PartitionAlloc arranges memory into size-classed partitions and sub-partitions, using bitmaps, buckets, and freelists similar to designs in Doug Lea-style allocators and research from institutions like MIT and Stanford University. The allocator separates large allocations using platform primitives exposed by POSIX and Win32 API to utilize mmap on Linux and VirtualAlloc on Microsoft Windows. It employs per-thread caches inspired by work from Facebook and NetBSD to reduce contention under workloads exemplified by Apache HTTP Server and Node.js. The design leverages kernel features implemented in Linux kernel and Windows NT to manage residency and permissions at page granularity to support lightweight reuse of freed slots.

Memory Safety Features

To mitigate common memory corruption classes targeted by threat actors like those revealed in incidents involving Stuxnet and Operation Aurora, PartitionAlloc incorporates features such as probabilistic guard slots, quarantines, and slot reuse delays comparable to strategies used by HeapArmor and ASLR implementations in OpenBSD. It supports allocation tagging techniques akin to those explored by ARM and Apple in Pointer Authentication research, and integrates with sanitizers developed by Google and LLVM communities—particularly AddressSanitizer and MemorySanitizer—to improve detection of use-after-free and uninitialized reads during testing. These features interact with memory protections provided by Data Execution Prevention and Control Flow Guard where available.

Implementation and Platforms

Implemented primarily in C++ within the Chromium Project codebase, PartitionAlloc is adapted to multiple operating environments including desktop and mobile platforms produced by Microsoft, Apple, and Google. Platform-specific adaptations use APIs such as VirtualAlloc on Microsoft Windows and mmap/mprotect on Linux and macOS. The allocator integrates with build systems used by Bazel and GN and participates in continuous integration workflows common to projects from Google and the Chromium community. Porting efforts reference portability guidance from POSIX and incorporate kernel behavior differences documented by FreeBSD and NetBSD maintainers.

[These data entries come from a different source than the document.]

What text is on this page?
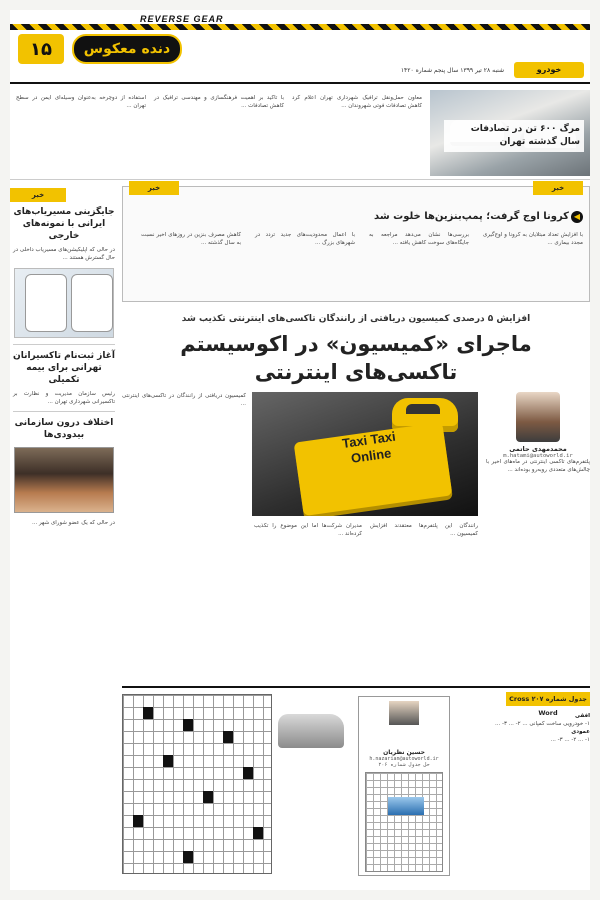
REVERSE GEAR
۱۵	دنده معکوس
خودرو
شنبه ۲۸ تیر ۱۳۹۹ سال پنجم شماره ۱۴۲۰
مرگ ۶۰۰ تن در تصادفات سال گذشته تهران
معاون حمل‌ونقل ترافیک شهرداری تهران اعلام کرد کاهش تصادفات فوتی شهروندان ...
با تاکید بر اهمیت فرهنگسازی و مهندسی ترافیک در کاهش تصادفات ...
استفاده از دوچرخه به‌عنوان وسیله‌ای ایمن در سطح تهران ...
خبر
جایگزینی مسیریاب‌های ایرانی با نمونه‌های خارجی
در حالی که اپلیکیشن‌های مسیریاب داخلی در حال گسترش هستند ...
آغاز ثبت‌نام تاکسیرانان تهرانی برای بیمه تکمیلی
رئیس سازمان مدیریت و نظارت بر تاکسیرانی شهرداری تهران ...
اختلاف درون سازمانی بیدودی‌ها
در حالی که یک عضو شورای شهر ...
خبر
خبر
◀
کرونا اوج گرفت؛ پمپ‌بنزین‌ها خلوت شد
با افزایش تعداد مبتلایان به کرونا و اوج‌گیری مجدد بیماری ...
بررسی‌ها نشان می‌دهد مراجعه به جایگاه‌های سوخت کاهش یافته ...
با اعمال محدودیت‌های جدید تردد در شهرهای بزرگ ...
کاهش مصرف بنزین در روزهای اخیر نسبت به سال گذشته ...
افزایش ۵ درصدی کمیسیون دریافتی از رانندگان تاکسی‌های اینترنتی تکذیب شد
ماجرای «کمیسیون» در اکوسیستم تاکسی‌های اینترنتی
محمدمهدی حاتمی
m.hatami@autoworld.ir
پلتفرم‌های تاکسی اینترنتی در ماه‌های اخیر با چالش‌های متعددی روبه‌رو بوده‌اند ...
Taxi Taxi
Online
رانندگان این پلتفرم‌ها معتقدند افزایش کمیسیون ...
مدیران شرکت‌ها اما این موضوع را تکذیب کرده‌اند ...
کمیسیون دریافتی از رانندگان در تاکسی‌های اینترنتی ...
جدول شماره ۲۰۷ Cross Word	افقی
۱- خودرویی ساخت کمپانی ... ۲- ... ۳- ...
عمودی
۱- ... ۲- ... ۳- ...
حسین نظریان
h.nazarian@autoworld.ir
حل جدول شماره ۲۰۶
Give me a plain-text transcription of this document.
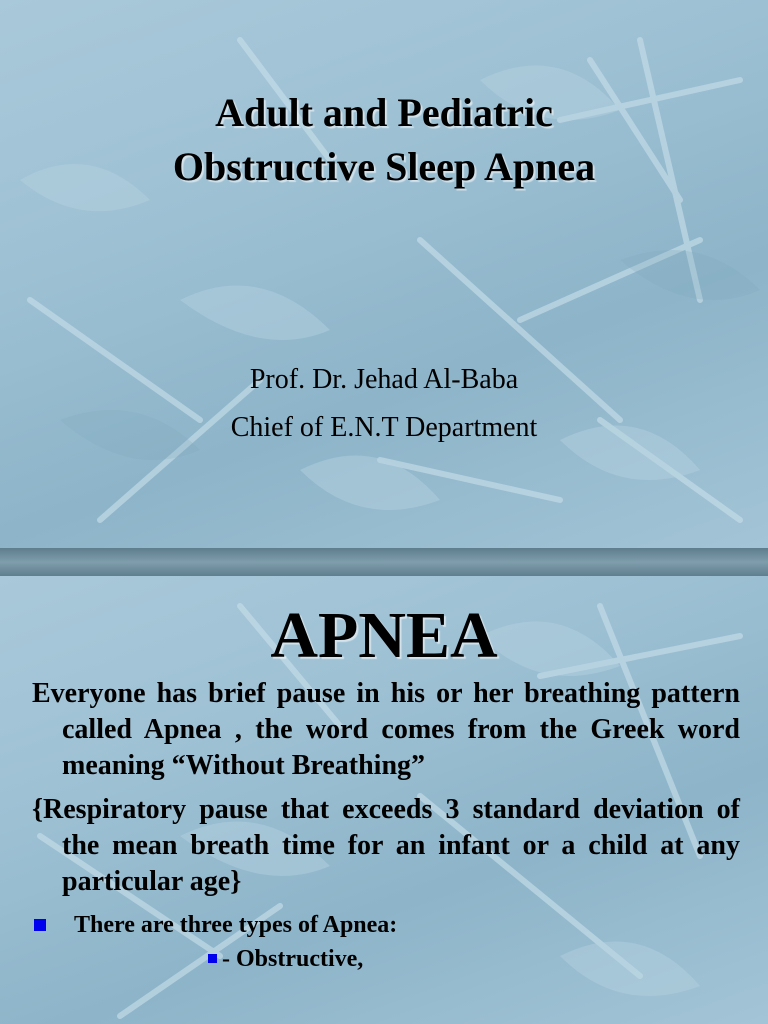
Adult and Pediatric
Obstructive Sleep Apnea
Prof. Dr. Jehad Al-Baba
Chief of E.N.T Department
APNEA

Everyone has brief pause in his or her breathing pattern called Apnea , the word comes from the Greek word meaning “Without Breathing”

{Respiratory pause that exceeds 3 standard deviation of the mean breath time for an infant or a child at any particular age}

There are three types of Apnea:
- Obstructive,
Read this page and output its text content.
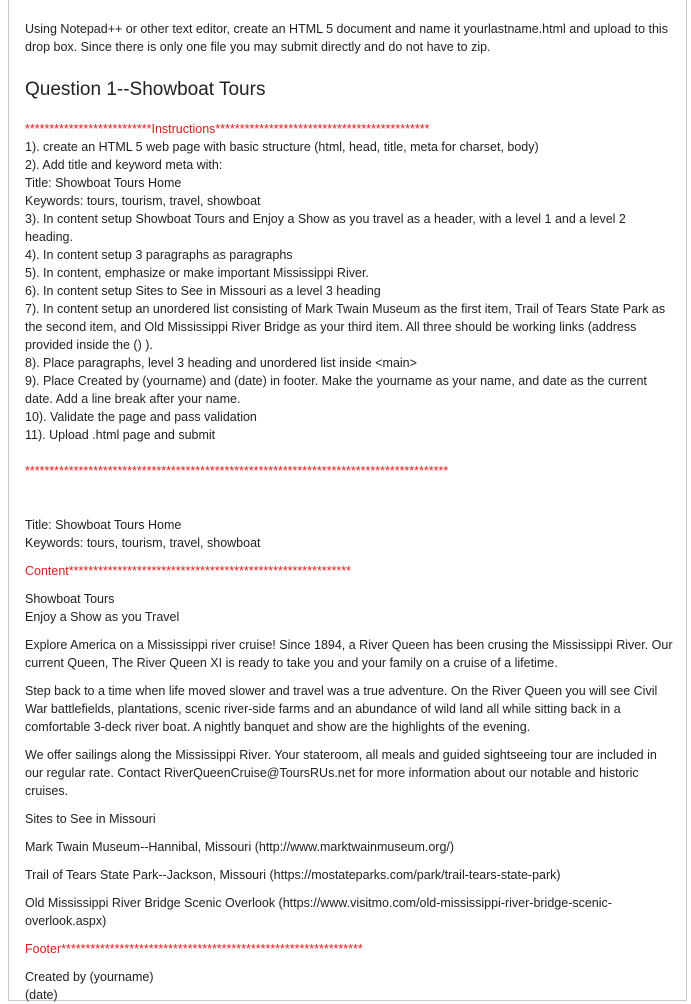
Using Notepad++ or other text editor, create an HTML 5 document and name it yourlastname.html and upload to this drop box. Since there is only one file you may submit directly and do not have to zip.

Question 1--Showboat Tours

**************************Instructions********************************************

1). create an HTML 5 web page with basic structure (html, head, title, meta for charset, body)

2). Add title and keyword meta with:

Title: Showboat Tours Home

Keywords: tours, tourism, travel, showboat

3). In content setup Showboat Tours and Enjoy a Show as you travel as a header, with a level 1 and a level 2 heading.

4). In content setup 3 paragraphs as paragraphs

5). In content, emphasize or make important Mississippi River.

6). In content setup Sites to See in Missouri as a level 3 heading

7). In content setup an unordered list consisting of Mark Twain Museum as the first item, Trail of Tears State Park as the second item, and Old Mississippi River Bridge as your third item. All three should be working links (address provided inside the () ).

8). Place paragraphs, level 3 heading and unordered list inside <main>

9). Place Created by (yourname) and (date) in footer. Make the yourname as your name, and date as the current date. Add a line break after your name.

10). Validate the page and pass validation

11). Upload .html page and submit

***************************************************************************************

Title: Showboat Tours Home

Keywords: tours, tourism, travel, showboat

Content**********************************************************

Showboat Tours

Enjoy a Show as you Travel

Explore America on a Mississippi river cruise! Since 1894, a River Queen has been crusing the Mississippi River. Our current Queen, The River Queen XI is ready to take you and your family on a cruise of a lifetime.

Step back to a time when life moved slower and travel was a true adventure. On the River Queen you will see Civil War battlefields, plantations, scenic river-side farms and an abundance of wild land all while sitting back in a comfortable 3-deck river boat. A nightly banquet and show are the highlights of the evening.

We offer sailings along the Mississippi River. Your stateroom, all meals and guided sightseeing tour are included in our regular rate. Contact RiverQueenCruise@ToursRUs.net for more information about our notable and historic cruises.

Sites to See in Missouri

Mark Twain Museum--Hannibal, Missouri (http://www.marktwainmuseum.org/)

Trail of Tears State Park--Jackson, Missouri (https://mostateparks.com/park/trail-tears-state-park)

Old Mississippi River Bridge Scenic Overlook (https://www.visitmo.com/old-mississippi-river-bridge-scenic-overlook.aspx)

Footer**************************************************************

Created by (yourname)

(date)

Performance and Benchmarks

Benchmarks comparing PartitionAlloc to alternatives like jemalloc and tcmalloc appear in performance evaluations for browser startups and tab workloads typical of Google Chrome and Mozilla Firefox. Microbenchmarks derived from suites such as SPEC CPU and application-level tests for Chromium show gains in allocation latency and reduced fragmentation for interactive workloads, whereas server benchmarks for Nginx-style throughput may favor other allocators under certain memory pressure patterns. Performance tuning references studies by researchers at Carnegie Mellon University and MIT on cache locality and concurrency control, and uses profiling tools from Google Performance Tools and Linux perf.

Security Vulnerability Mitigations

PartitionAlloc hardens the heap against exploitation techniques documented in advisories from CVE records and security analyses by teams at Google Project Zero and Microsoft Security Response Center. Mitigations include randomization of slot placement similar to ASLR, slot-level permission controls leveraging mprotect semantics, and delayed reuse strategies to disrupt Use-after-free and Heap-spraying attacks that have been exploited in campaigns tied to entities scrutinized by the United States Department of Homeland Security. The allocator's design complements runtime mitigations such as Control-Flow Integrity and fuzzing techniques pioneered by AFL and LibFuzzer to reduce the attack surface in complex applications like Chrome and Android Runtime.

History and Development Timeline

PartitionAlloc originated within the Chromium Project around the mid-2010s as part of broader efforts to modernize memory management in Google Chrome and downstream projects such as ChromiumOS. Development milestones align with integrations into Android components and rollouts timed with releases coordinated by teams within Google and contributors from open-source communities including GitHub contributors. Public discussions and design documents have been circulated in venues frequented by engineers from Mozilla, Apple, and Microsoft, reflecting cross-industry interest in allocator research promoted by conferences like USENIX and ACM SIGPLAN symposiums.